MARIK. — Ainsi… ce d’Orléans est roi de France ?

JEAN LEBRENN. — Il a été tout à l’heure acclamé à l’Hôtel de Ville lieutenant-général du royaume, et demain ou après-demain les 221 lui offriront la couronne. C’est convenu entre ces messieurs. Ils ont, tu le vois, mené l’affaire grand train et haut la main.

MARIK. — Mais nos amis sont donc restés l’arme au bras après le succès ? Et La Fayette ?

DURESNEL. — La Fayette ? il est enchanté d’être ainsi délivré de la responsabilité qui pesait sur lui depuis deux jours, et cet allégement le console de ne pas voir l’établissement de la république.

MARTIN. — Et il dépendait de lui qu’elle fût proclamée !

LE GÉNÉRAL OLIVIER. — De lui seul, car lui seul avait un nom assez populaire pour la faire accepter avec enthousiasme par l’immense majorité du pays.

MADAME LEBRENN. — Ainsi les caractères courageux, honnêtes, mais indécis, sont conduits souvent à des fautes équivalant à la trahison. Est-ce que pendant quinze ans le général La Fayette n’a pas, dans la Charbonnerie et ailleurs, constamment prêché la république, et aujourd’hui il la délaisse pour devenir le complice de la fondation d’une nouvelle royauté ! Un traître agirait-il autrement ? Et cependant La Fayette n’est pas un traître !

MARIK. — Mais, par quelles manœuvres ce d’Orléans a-t-il ainsi subtilisé la couronne ?

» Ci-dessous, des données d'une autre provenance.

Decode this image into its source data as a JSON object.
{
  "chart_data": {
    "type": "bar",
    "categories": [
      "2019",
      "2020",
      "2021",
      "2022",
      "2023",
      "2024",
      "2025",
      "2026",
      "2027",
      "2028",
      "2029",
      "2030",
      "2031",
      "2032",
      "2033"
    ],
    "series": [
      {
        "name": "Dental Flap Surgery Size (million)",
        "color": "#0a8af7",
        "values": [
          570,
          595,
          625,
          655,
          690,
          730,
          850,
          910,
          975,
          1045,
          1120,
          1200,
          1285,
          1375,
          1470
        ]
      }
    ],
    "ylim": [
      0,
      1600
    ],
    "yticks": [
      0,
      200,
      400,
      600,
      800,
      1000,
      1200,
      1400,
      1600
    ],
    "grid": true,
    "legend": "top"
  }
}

JEAN LEBRENN. — Olivier connaît deux ou trois officiers généraux familiers du Palais-Royal. Ils n’ont, dans l’ivresse du succès, rien caché à notre ami. Il te donnera de curieux détails à ce sujet. Quant à moi, je vais en quelques mots t’instruire de la marche des faits politiques durant ces trois jours.

MARTIN. — Marche fort simple d’ailleurs : tandis que le parti républicain se battait, les orléanistes intriguaient, se concertaient, agissaient tout à leur aise, de sorte que la bataille finie, le tour était fait, et la place prise.

MARIK. — Mais, morbleu ! cette place, le parti républicain pouvait ou pourrait encore la reprendre.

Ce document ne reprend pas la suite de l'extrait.